At today’s big Nokia / Microsoft announcement, Nokia’s ballsy new CEO Stephen Elop dished some details about the Finnish phone maker’s plans with regard to the OS future handsets will be running. Obviously, Window Phone 7 featured heavily, however more interesting were the plans for Nokia’s own platforms.
Nokia is phasing Symbian out entirely, to be replaced with WP7 in the near future. Although the move is certainly an abrupt one, it wasn’t exactly difficult to see it coming. MeeGo, Nokia’s joint effort with Intel, has also been effectively killed before it even launches, with Nokia slashing its budget and saying that once the OS ships, the MeeGo team will “change their focus into an exploration of future platforms, future devices, future user experiences.”.

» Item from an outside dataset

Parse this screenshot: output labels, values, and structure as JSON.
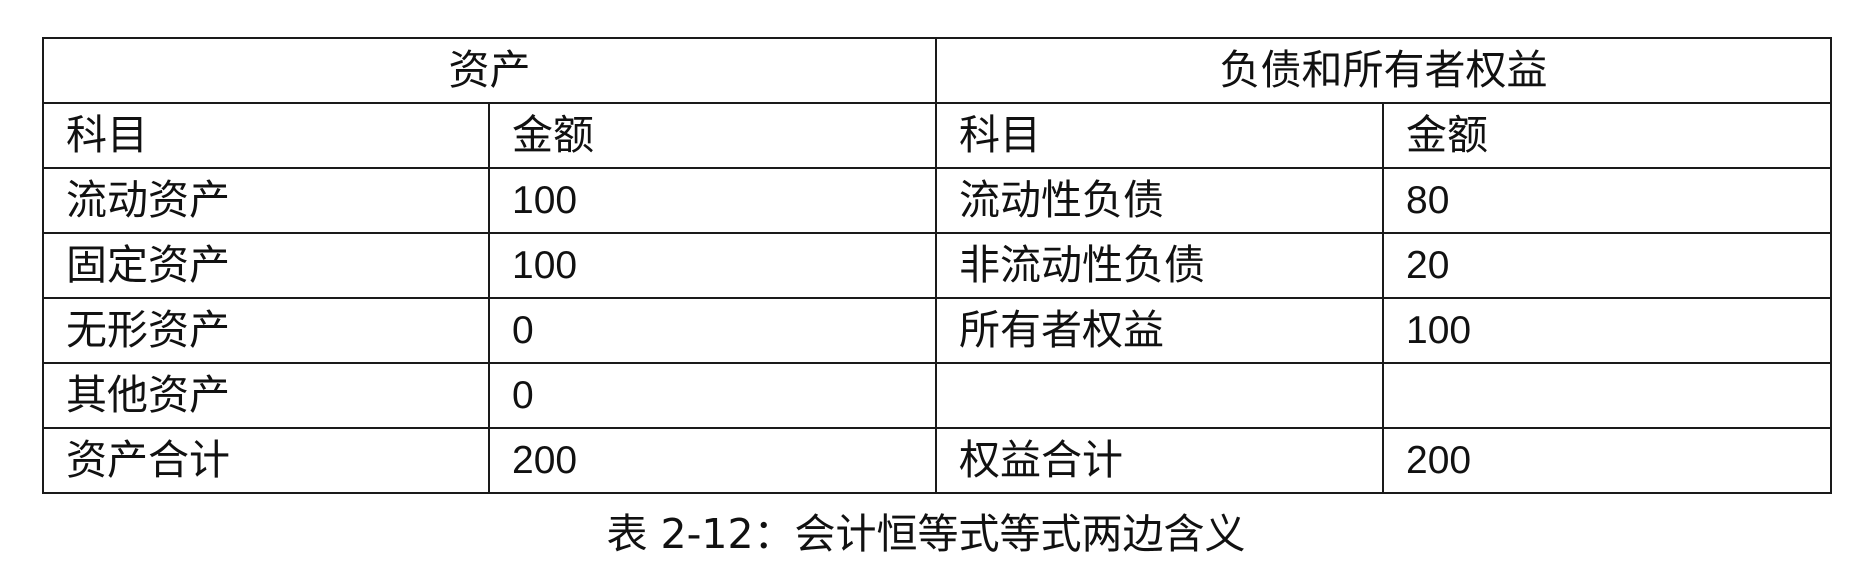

This doesn’t sound like good news for those who have been hoping MeeGo would be the mobile OS than can finally bridge the gap between the netbook, tablet and smartphone. While a working OS will be shipped, it doesn’t sound like Nokia plan to support or update it in any meaningful way after launch.
Elop said MeeGo will be treated as a “an opportunity to learn”, in order to better position themselves for the next big thing in mobile. Stark contrast from a year ago, when Intel and Nokia were saying MeeGo would be the next big thing.
Intel has yet to comment on Nokia’s scaling back of MeeGo operations, but it will be interesting to see how the announcement affects development on their end.
UPDATE: Intel have responded to Nokia’s cutbacks, saying they’re still moving ahead at full-speed with MeeGo development –
“While we are disappointed with Nokia’s decision, Intel is not blinking on MeeGo. We remain committed and welcome Nokia’s continued contribution to MeeGo open source.”